Nous nous excusons de cette parenthèse; elle était indispensable pour démontrer que la restauration du rite occidental est aussi réalisable et légitime que le retour aux sources patristiques ou à l’art sacré, et que notre effort liturgique, dans ce domaine limité, ne fait que prolonger logiquement l’œuvre des grandes figures de l’orthodoxie du commencement de notre siècle, du Patriarche Serge de Moscou, du Métropolite Antoine de Kiev, de l’Archiprêtre Svetloff, des professeurs Katansky, Nesmeloff (Anthropologie), Sarin (Ascèse), Taraev (Kenosis), Orfanitsky (Contre la conception juridique du rachat), etc. Nous répéterons sans lassitude : le rite se définit par sa forme et son esprit. Il constitue une œuvre non individuelle mais traditionnelle et le nôtre peut être nommé en toute honnêteté : la Sainte Messe selon l’ancien rite des Gaules.

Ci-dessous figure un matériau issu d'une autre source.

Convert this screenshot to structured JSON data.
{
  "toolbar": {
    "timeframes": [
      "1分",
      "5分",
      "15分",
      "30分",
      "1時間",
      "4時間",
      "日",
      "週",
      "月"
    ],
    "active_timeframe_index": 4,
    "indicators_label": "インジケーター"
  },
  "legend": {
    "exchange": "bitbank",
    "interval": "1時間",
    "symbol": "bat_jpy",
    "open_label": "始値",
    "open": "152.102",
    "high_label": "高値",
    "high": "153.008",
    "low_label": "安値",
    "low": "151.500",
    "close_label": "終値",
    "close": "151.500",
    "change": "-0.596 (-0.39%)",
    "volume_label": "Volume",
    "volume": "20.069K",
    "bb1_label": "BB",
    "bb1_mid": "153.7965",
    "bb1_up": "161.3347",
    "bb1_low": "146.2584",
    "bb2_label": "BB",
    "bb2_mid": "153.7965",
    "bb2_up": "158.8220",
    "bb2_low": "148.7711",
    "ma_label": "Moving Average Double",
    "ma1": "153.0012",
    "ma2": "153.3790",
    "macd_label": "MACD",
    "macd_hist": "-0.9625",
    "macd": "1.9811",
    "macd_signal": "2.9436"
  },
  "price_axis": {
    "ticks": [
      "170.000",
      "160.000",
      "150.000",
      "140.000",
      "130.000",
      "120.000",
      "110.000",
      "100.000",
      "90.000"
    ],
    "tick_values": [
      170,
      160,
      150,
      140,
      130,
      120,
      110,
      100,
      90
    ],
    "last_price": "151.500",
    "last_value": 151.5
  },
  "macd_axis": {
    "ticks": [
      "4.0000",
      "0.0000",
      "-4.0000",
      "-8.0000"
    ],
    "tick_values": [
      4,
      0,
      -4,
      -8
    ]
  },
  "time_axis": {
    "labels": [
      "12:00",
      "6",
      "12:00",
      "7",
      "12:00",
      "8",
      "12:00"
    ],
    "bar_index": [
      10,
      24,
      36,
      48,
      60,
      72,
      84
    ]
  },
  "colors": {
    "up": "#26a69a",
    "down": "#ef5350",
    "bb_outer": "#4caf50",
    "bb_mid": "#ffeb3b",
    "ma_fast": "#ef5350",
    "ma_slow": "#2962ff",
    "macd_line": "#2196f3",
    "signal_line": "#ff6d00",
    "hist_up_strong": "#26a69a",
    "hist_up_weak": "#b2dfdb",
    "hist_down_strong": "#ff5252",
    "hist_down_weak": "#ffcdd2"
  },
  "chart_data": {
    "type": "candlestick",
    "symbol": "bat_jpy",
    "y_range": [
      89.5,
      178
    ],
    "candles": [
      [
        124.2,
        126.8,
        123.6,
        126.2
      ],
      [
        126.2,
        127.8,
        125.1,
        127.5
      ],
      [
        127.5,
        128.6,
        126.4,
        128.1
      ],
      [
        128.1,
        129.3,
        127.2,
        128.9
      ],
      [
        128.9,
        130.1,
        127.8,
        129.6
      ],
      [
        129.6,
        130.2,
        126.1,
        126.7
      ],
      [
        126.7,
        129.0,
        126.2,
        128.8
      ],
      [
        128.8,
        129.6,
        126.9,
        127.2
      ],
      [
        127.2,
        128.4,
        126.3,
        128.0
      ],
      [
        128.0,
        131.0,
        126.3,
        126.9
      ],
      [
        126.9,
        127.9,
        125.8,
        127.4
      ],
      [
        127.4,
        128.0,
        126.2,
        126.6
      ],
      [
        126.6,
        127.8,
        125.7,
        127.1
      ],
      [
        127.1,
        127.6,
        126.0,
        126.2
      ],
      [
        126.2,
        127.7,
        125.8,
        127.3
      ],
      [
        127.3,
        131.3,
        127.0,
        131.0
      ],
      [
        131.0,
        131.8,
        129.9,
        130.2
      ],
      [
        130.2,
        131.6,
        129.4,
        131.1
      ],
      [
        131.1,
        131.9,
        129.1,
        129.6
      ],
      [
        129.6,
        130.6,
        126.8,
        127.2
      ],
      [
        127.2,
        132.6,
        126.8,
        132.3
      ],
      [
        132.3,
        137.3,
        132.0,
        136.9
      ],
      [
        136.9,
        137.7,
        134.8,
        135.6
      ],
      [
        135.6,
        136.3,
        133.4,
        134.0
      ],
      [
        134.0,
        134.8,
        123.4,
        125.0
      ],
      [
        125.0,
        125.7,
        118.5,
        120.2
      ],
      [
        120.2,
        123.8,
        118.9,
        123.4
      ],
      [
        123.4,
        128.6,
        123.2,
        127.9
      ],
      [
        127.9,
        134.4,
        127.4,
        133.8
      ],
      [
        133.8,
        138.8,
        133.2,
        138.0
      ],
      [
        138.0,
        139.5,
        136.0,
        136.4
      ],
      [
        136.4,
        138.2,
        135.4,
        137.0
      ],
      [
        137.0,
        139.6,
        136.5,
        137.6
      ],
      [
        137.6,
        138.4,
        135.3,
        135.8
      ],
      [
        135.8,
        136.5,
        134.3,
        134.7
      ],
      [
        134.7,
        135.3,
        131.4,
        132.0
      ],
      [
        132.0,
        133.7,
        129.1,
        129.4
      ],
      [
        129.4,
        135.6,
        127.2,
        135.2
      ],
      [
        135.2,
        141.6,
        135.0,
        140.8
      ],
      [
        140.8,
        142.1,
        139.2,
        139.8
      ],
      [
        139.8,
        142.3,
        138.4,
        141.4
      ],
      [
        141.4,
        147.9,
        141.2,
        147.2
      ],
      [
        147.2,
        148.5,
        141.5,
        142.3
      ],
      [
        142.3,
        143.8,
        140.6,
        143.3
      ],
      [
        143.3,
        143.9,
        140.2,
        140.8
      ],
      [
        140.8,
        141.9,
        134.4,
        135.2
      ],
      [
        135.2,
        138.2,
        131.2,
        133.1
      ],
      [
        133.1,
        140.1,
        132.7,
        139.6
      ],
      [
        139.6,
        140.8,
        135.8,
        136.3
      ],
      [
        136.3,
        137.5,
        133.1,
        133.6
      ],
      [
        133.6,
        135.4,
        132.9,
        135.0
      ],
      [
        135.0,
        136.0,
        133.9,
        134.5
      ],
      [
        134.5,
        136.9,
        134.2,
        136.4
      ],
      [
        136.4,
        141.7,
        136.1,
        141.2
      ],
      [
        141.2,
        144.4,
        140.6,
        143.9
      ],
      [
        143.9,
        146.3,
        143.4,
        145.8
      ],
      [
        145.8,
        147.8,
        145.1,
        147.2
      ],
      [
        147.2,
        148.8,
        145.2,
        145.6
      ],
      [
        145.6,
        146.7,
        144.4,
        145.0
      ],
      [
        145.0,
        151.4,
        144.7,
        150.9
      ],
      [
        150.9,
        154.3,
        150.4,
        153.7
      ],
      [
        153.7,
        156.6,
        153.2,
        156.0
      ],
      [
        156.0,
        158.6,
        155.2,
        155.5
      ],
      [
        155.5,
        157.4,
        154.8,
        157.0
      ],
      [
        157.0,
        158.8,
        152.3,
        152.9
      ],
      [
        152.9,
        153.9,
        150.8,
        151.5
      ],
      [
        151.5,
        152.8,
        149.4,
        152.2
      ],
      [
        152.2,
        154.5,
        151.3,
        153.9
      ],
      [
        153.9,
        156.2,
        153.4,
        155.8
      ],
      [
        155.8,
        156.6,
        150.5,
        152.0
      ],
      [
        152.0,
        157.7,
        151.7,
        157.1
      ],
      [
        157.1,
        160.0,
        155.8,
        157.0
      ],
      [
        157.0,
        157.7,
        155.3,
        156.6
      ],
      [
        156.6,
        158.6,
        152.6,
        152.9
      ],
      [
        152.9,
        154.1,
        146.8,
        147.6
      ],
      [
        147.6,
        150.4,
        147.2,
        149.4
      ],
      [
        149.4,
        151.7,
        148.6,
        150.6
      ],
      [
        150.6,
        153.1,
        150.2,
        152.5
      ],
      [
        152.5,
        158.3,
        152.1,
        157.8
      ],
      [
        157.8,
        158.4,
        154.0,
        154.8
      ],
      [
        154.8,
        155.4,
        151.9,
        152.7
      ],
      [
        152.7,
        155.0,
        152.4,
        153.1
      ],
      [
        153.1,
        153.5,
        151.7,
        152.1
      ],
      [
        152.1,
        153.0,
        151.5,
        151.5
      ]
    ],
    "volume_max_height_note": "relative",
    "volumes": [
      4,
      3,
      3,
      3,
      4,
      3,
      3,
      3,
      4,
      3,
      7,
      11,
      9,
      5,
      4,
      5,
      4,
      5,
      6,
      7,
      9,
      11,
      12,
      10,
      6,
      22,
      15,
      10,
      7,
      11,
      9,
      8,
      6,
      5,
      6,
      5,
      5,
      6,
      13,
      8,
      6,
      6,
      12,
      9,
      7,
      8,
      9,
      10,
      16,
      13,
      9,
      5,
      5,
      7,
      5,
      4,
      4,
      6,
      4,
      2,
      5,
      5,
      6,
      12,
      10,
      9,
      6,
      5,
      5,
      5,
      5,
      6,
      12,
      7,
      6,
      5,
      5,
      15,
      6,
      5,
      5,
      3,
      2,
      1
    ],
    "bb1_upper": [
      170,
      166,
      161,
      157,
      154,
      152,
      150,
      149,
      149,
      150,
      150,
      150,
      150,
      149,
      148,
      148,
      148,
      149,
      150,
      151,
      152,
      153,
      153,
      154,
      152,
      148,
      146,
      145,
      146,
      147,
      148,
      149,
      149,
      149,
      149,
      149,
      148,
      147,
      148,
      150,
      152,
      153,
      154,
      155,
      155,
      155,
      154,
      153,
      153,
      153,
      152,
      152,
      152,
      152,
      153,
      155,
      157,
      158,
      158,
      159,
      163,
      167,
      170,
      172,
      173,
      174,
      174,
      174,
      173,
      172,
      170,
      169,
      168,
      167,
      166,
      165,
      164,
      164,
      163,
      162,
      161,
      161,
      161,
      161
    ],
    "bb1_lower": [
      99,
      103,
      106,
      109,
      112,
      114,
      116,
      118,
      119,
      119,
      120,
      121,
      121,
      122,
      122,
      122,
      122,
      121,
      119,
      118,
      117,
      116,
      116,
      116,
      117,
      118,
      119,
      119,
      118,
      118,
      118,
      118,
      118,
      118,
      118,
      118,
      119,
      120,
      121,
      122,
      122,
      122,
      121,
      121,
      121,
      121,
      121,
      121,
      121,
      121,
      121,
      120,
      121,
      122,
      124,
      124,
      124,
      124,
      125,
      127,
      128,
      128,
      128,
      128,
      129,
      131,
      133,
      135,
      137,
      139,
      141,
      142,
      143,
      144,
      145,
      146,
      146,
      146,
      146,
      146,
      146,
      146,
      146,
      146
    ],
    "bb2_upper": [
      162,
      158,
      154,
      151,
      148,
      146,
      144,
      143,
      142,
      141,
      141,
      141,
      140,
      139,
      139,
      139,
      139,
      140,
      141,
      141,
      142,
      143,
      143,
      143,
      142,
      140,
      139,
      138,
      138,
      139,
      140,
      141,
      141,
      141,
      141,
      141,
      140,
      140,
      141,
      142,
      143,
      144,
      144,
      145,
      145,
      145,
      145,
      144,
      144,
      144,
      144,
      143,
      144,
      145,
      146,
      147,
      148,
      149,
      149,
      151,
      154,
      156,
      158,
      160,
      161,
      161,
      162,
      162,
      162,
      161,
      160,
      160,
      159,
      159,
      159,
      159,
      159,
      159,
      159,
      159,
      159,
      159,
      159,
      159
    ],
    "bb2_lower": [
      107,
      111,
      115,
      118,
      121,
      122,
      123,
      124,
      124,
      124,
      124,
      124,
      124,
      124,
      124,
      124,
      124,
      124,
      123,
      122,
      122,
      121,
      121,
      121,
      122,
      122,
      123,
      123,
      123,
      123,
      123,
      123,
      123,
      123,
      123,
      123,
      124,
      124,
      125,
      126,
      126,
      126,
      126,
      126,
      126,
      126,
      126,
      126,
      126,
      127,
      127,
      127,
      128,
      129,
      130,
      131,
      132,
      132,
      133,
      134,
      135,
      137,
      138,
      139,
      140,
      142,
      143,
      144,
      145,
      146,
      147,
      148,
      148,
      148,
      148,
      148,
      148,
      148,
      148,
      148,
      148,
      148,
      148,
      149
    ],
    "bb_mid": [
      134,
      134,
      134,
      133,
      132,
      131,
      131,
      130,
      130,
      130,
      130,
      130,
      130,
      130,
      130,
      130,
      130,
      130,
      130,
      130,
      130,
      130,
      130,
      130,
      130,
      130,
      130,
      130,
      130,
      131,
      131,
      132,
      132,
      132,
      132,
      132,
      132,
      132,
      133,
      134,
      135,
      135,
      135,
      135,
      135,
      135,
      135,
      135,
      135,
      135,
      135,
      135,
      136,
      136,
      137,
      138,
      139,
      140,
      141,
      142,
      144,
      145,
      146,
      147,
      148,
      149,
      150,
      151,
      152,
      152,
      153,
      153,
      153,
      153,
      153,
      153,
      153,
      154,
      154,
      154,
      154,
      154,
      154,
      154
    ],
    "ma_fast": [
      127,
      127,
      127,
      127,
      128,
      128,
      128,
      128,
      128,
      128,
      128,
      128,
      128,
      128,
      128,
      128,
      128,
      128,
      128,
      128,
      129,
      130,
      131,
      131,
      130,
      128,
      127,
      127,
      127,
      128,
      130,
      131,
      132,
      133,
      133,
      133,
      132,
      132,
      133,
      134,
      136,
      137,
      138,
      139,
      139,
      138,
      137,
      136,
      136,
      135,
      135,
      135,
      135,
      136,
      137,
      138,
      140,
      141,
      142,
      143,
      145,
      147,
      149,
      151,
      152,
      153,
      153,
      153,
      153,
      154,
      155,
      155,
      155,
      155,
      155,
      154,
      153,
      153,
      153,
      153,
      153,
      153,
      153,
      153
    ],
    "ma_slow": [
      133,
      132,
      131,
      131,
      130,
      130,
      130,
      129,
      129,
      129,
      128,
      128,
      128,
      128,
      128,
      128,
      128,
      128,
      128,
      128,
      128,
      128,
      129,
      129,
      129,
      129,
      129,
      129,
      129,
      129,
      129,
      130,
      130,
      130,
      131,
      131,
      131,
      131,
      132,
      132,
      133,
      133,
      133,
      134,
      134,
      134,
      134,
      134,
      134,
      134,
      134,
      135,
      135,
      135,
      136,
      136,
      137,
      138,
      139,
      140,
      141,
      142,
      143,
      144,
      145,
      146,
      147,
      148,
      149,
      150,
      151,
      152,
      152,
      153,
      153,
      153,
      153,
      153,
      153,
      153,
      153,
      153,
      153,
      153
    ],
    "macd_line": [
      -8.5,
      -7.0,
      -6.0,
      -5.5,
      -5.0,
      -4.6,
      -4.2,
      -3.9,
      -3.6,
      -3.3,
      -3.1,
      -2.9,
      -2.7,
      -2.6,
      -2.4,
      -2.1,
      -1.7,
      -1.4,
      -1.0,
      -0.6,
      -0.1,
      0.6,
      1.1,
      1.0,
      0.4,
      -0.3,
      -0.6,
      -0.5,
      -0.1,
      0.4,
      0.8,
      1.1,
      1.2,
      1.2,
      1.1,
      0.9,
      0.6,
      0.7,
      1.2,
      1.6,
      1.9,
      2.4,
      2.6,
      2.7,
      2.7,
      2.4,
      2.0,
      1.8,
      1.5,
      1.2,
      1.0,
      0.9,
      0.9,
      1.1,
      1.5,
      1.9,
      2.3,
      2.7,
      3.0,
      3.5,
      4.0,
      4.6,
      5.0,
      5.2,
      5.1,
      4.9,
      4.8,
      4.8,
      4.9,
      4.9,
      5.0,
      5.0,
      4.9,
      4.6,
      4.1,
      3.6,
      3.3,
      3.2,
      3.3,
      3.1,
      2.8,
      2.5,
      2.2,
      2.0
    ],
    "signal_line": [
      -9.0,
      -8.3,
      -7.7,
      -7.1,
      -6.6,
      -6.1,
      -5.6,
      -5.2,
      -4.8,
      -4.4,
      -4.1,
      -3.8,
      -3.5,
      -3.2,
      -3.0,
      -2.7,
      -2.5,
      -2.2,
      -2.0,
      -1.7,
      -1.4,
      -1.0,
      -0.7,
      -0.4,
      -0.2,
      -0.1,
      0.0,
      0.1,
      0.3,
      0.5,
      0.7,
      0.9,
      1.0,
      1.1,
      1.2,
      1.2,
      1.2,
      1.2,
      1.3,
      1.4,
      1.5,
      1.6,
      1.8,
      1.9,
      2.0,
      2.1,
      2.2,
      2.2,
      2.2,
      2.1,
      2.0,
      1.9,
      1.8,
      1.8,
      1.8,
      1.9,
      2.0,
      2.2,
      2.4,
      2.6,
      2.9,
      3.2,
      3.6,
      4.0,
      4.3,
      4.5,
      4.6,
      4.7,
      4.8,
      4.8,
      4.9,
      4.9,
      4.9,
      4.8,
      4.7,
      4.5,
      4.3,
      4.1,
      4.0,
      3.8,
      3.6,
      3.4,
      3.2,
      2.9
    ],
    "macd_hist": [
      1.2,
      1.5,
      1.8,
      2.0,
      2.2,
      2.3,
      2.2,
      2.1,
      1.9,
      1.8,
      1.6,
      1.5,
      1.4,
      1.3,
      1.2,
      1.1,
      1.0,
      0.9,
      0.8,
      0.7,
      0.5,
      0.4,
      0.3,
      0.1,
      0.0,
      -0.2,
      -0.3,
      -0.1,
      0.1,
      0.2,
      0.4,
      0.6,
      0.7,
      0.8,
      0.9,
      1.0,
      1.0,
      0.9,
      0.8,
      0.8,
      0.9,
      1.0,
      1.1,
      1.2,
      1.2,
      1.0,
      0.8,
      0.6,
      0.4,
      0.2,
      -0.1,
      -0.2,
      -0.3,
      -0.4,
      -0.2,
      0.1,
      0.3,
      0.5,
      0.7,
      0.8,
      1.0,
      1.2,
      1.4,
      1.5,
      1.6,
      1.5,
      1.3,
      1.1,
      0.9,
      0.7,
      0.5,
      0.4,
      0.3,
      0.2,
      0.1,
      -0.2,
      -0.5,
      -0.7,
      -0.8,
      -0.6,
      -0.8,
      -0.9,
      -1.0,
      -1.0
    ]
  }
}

Remarque sur l’hymne de l’Offertoire

Nous ne résistons pas au désir de nous évader légèrement du sujet et de répondre à une question maintes fois posée : Pourquoi chantons-nous aux messes dominicales de nos paroisses « Que toute chair humaine fasse silence », ce chant réservé dans le rite byzantin au Samedi Saint et dont le texte est inscrit sur les murs de la cathédrale russe de Paris ? Nous le chantons parce qu’il est entré sans violence dans notre rite avant la dernière guerre, aucun hymne n’étant d’ailleurs imposé pour l’Offertoire dans les rites romain, gallican et l’ancien rite de Byzance. Cet hymne change suivant les fêtes et les circonstances. Les offertoires des dimanches et fêtes sont si brefs dans l’Église romaine actuelle que même les monastères de stricte observance se voient obligés de les prolonger par quelques accords d’orgue. L’hymne de l’Offertoire dans la majorité des églises paroissiales est laissé au choix du curé ou du chef de chœur, à l’instar du chant pendant la communion du clergé dans les paroisses russes.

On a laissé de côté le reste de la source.